The financial industry and its regulators face an unprecedented task over the next few years, as they must write a wide range of important rules to implement regulatory reform, says the head on the U.S. securities industry trade association.

Speaking to the National Economists Club on Tuesday, Tim Ryan, president and CEO of the U.S. Securities Industry and Financial Markets Association, said that the industry is facing a huge task as gets around to the detailed work of implementing the reforms passed by the U.S. Congress earlier this year.

SIFMA is focusing on primarily on seven areas, he said: systemic risk; resolution authority and living wills; oversight of the over-the-counter derivatives market; securitization and the credit rating agencies; capital and liquidity standards; the future of proprietary trading and private equity under the so-called Volcker Rule; and, the creation of a federal fiduciary standard for investment advisors and broker/dealers who provide personalized investment advice to retail investors.

On the question of developing a uniform fiduciary standard, Ryan said that making sure the standard is written in a way that preserves investor choice is a tough task. “It’s writing rules about the intersection of conduct and offerings,” he said.

Additionally, as there are parallel efforts underway in Europe and the UK in most of these areas, Ryan stressed the need for global coordination to avoid regulatory arbitrage. “Our focus—everyone’s focus—must be on how we safeguard our financial system without constraining capital formation, credit availability and our industry’s ability to contribute to economic growth and job creation,” he said.

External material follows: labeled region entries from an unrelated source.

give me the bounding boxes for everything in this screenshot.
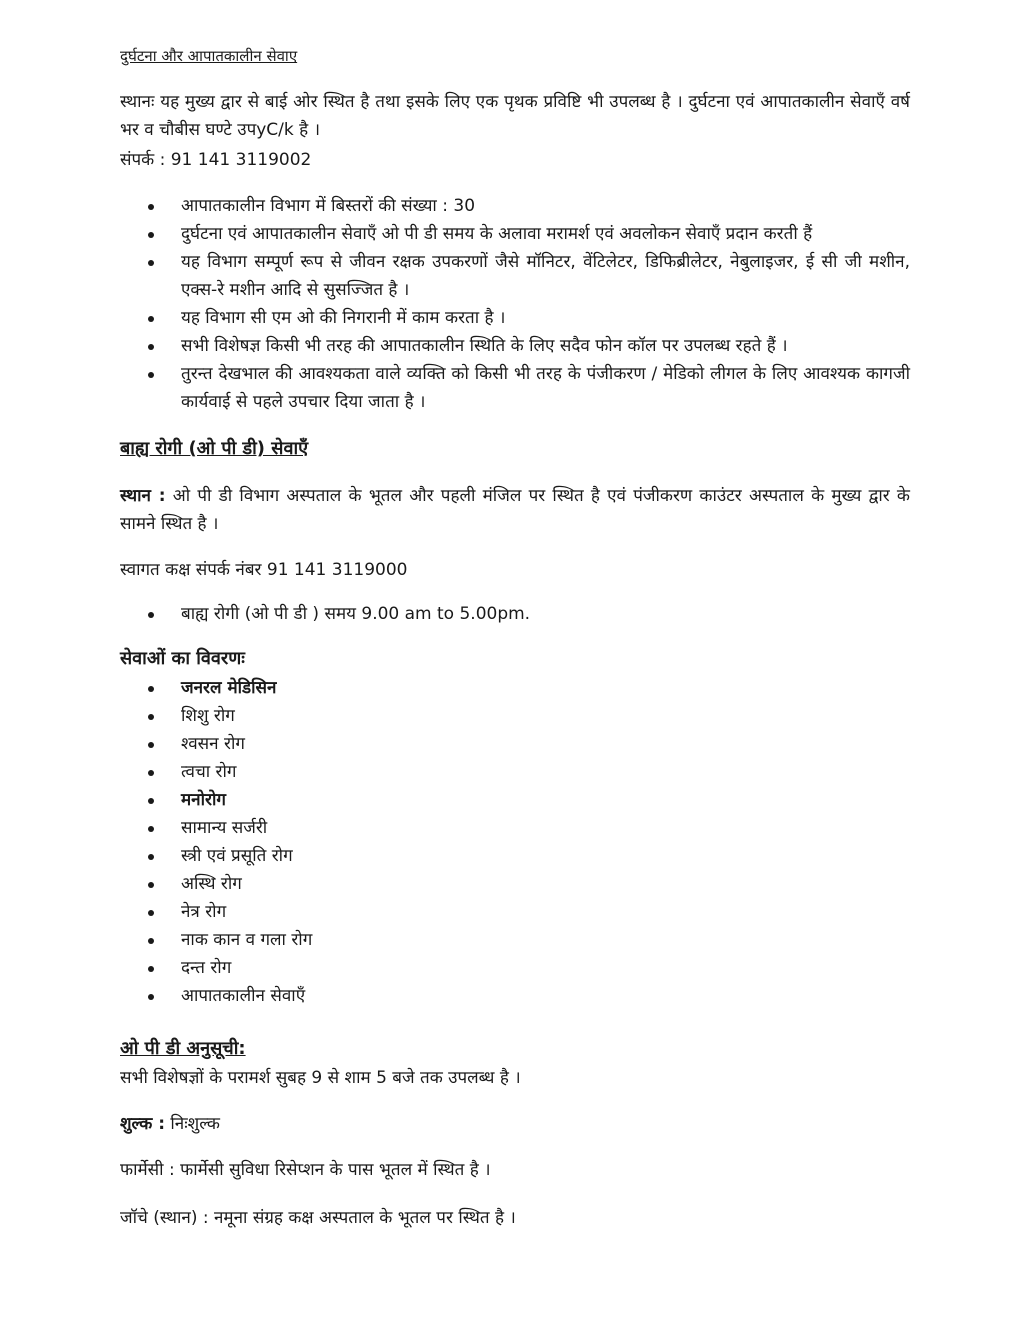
list-item: दुर्घटना एवं आपातकालीन सेवाएँ ओ पी डी समय के अलावा मरामर्श एवं अवलोकन सेवाएँ प्रदान करती हैं	[148, 220, 910, 248]
schedule-text: सभी विशेषज्ञों के परामर्श सुबह 9 से शाम 5 बजे तक उपलब्ध है ।	[120, 1068, 521, 1088]
list-item: स्त्री एवं प्रसूति रोग	[148, 842, 910, 870]
emergency-heading: दुर्घटना और आपातकालीन सेवाए	[120, 47, 298, 65]
list-item: श्वसन रोग	[148, 730, 910, 758]
pharmacy-line: फार्मेसी : फार्मेसी सुविधा रिसेप्शन के पास भूतल में स्थित है ।	[120, 1160, 491, 1180]
list-item: त्वचा रोग	[148, 758, 910, 786]
list-item: तुरन्त देखभाल की आवश्यकता वाले व्यक्ति को किसी भी तरह के पंजीकरण / मेडिको लीगल के लिए आवश्यक कागजी कार्यवाई से पहले उपचार दिया जाता है ।	[148, 360, 910, 416]
fee-value: निःशुल्क	[165, 1114, 220, 1134]
opd-location-text: ओ पी डी विभाग अस्पताल के भूतल और पहली मंजिल पर स्थित है एवं पंजीकरण काउंटर अस्पताल के मुख्य द्वार के सामने स्थित है ।	[120, 486, 910, 534]
fee-label: शुल्क :	[120, 1114, 165, 1134]
emergency-contact: संपर्क : 91 141 3119002	[120, 150, 312, 170]
list-item: अस्थि रोग	[148, 870, 910, 898]
schedule-heading: ओ पी डी अनुसूची:	[120, 1038, 246, 1059]
list-item: नेत्र रोग	[148, 898, 910, 926]
list-item: यह विभाग सी एम ओ की निगरानी में काम करता है ।	[148, 304, 910, 332]
list-item: नाक कान व गला रोग	[148, 926, 910, 954]
opd-heading: बाह्य रोगी (ओ पी डी) सेवाएँ	[120, 438, 309, 459]
opd-location-paragraph	[120, 482, 910, 538]
reception-contact: स्वागत कक्ष संपर्क नंबर 91 141 3119000	[120, 560, 408, 580]
list-item: शिशु रोग	[148, 702, 910, 730]
fee-line	[120, 1110, 910, 1138]
list-item: मनोरोग	[148, 786, 910, 814]
list-item: दन्त रोग	[148, 954, 910, 982]
tests-line: जॉचे (स्थान) : नमूना संग्रह कक्ष अस्पताल के भूतल पर स्थित है ।	[120, 1208, 516, 1228]
list-item: बाह्य रोगी (ओ पी डी ) समय 9.00 am to 5.00pm.	[148, 600, 910, 628]
services-heading: सेवाओं का विवरणः	[120, 648, 245, 669]
opd-location-label: स्थान :	[120, 486, 166, 506]
services-list	[148, 674, 910, 1010]
list-item: सभी विशेषज्ञ किसी भी तरह की आपातकालीन स्थिति के लिए सदैव फोन कॉल पर उपलब्ध रहते हैं ।	[148, 332, 910, 360]
list-item: यह विभाग सम्पूर्ण रूप से जीवन रक्षक उपकरणों जैसे मॉनिटर, वेंटिलेटर, डिफिब्रीलेटर, नेबुलाइजर, ई सी जी मशीन, एक्स-रे मशीन आदि से सुसज्जित है ।	[148, 248, 910, 304]
list-item: सामान्य सर्जरी	[148, 814, 910, 842]
list-item: जनरल मेडिसिन	[148, 674, 910, 702]
emergency-location-paragraph: स्थानः यह मुख्य द्वार से बाई ओर स्थित है तथा इसके लिए एक पृथक प्रविष्टि भी उपलब्ध है । दुर्घटना एवं आपातकालीन सेवाएँ वर्ष भर व चौबीस घण्टे उपyC/k है ।	[120, 92, 910, 140]
list-item: आपातकालीन सेवाएँ	[148, 982, 910, 1010]
list-item: आपातकालीन विभाग में बिस्तरों की संख्या : 30	[148, 192, 910, 220]
opd-timing-list	[148, 600, 910, 628]
emergency-points-list	[148, 192, 910, 416]
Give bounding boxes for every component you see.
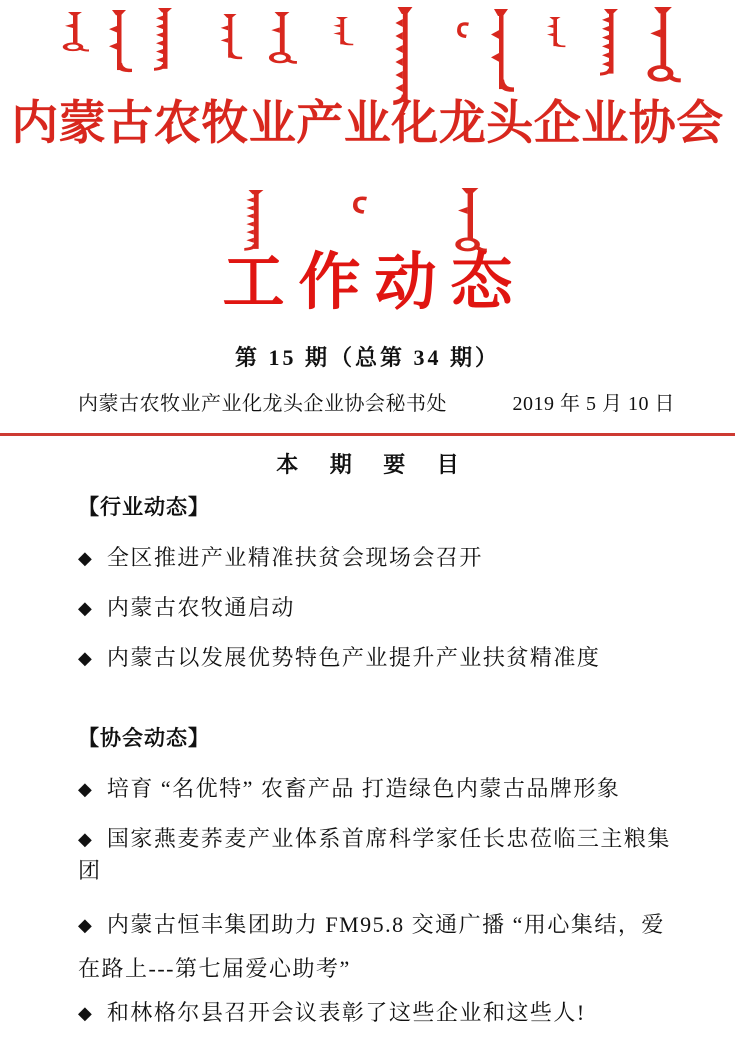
organization-title: 内蒙古农牧业产业化龙头企业协会	[11, 98, 724, 150]
toc-item	[78, 593, 678, 625]
toc-item-text: 内蒙古农牧通启动	[106, 595, 295, 620]
toc-item-text: 国家燕麦荞麦产业体系首席科学家任长忠莅临三主粮集团	[78, 826, 671, 883]
toc-item-text: 内蒙古恒丰集团助力 FM95.8 交通广播 “用心集结，爱在路上---第七届爱心助考”	[78, 912, 665, 981]
toc-item	[78, 543, 678, 575]
mongolian-script-word-icon	[104, 10, 134, 76]
mongolian-script-word-icon	[266, 12, 298, 67]
mongolian-script-word-icon	[486, 9, 516, 97]
bulletin-title: 工作动态	[222, 249, 527, 317]
toc-item	[78, 774, 678, 806]
mongolian-script-word-icon	[347, 194, 373, 216]
mongolian-script-word-icon	[596, 9, 626, 77]
toc-title: 本 期 要 目	[276, 452, 472, 477]
mongolian-script-word-icon	[150, 8, 180, 72]
diamond-bullet-icon: ◆	[78, 779, 92, 800]
mongolian-script-word-icon	[329, 17, 355, 47]
toc-item-text: 全区推进产业精准扶贫会现场会召开	[106, 545, 483, 570]
mongolian-script-word-icon	[60, 12, 90, 54]
publisher-row	[78, 390, 675, 418]
diamond-bullet-icon: ◆	[78, 598, 92, 619]
diamond-bullet-icon: ◆	[78, 829, 92, 850]
publisher-name: 内蒙古农牧业产业化龙头企业协会秘书处	[78, 393, 447, 415]
diamond-bullet-icon: ◆	[78, 648, 92, 669]
diamond-bullet-icon: ◆	[78, 915, 92, 936]
toc-body	[78, 494, 678, 1048]
diamond-bullet-icon: ◆	[78, 1003, 92, 1024]
toc-item-text: 培育 “名优特” 农畜产品 打造绿色内蒙古品牌形象	[106, 776, 621, 801]
issue-number: 第 15 期（总第 34 期）	[234, 345, 500, 370]
diamond-bullet-icon: ◆	[78, 548, 92, 569]
toc-item-text: 和林格尔县召开会议表彰了这些企业和这些人!	[106, 1000, 586, 1025]
toc-item	[78, 904, 678, 990]
mongolian-script-word-icon	[240, 190, 272, 252]
mongolian-script-word-icon	[644, 7, 682, 87]
red-divider-rule	[0, 433, 735, 436]
toc-list-industry	[78, 543, 678, 675]
toc-item	[78, 998, 678, 1030]
toc-item	[78, 824, 678, 886]
mongolian-script-word-icon	[543, 17, 567, 49]
toc-list-association	[78, 774, 678, 1030]
section-heading-association: 【协会动态】	[78, 727, 210, 750]
mongolian-script-word-icon	[452, 20, 474, 40]
toc-item	[78, 643, 678, 675]
toc-item-text: 内蒙古以发展优势特色产业提升产业扶贫精准度	[106, 645, 601, 670]
section-heading-industry: 【行业动态】	[78, 496, 210, 519]
publish-date: 2019 年 5 月 10 日	[512, 393, 675, 415]
mongolian-script-word-icon	[216, 14, 244, 62]
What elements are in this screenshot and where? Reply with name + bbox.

“This isn’t about simply meeting the rulemaking deadlines, it’s about getting it done right. The stakes are too high for anything less. Poorly crafted regulations that create market distortions or other unintended consequences could constrain capital formation or even increase systemic risk,” he added.

Moreover, Ryan said that SIFMA will be involved in other reform efforts, too, including reforms dealing with compensation, the regulation of hedge funds and short sales, the planned convergence of U.S. and international accounting standards, tax issues and mortgage market reforms.

“The financial industry and federal regulators are faced with an unprecedented task over the next two to five years,” Ryan concluded. “Many of the agencies tasked with making these rules are taking on responsibilities outside their historical purview; the expertise needed to get these regulations right doesn’t necessarily reside within their walls.” However, he noted that there is a robust rulemaking process in place, and that SIFMA will be part of that, providing comment on these efforts.

“We’ll be living with these regulations for decades. Let’s look back at the next two to five years as the time when we laid a foundation for growth and safety—as the time when we all got it right,” he said.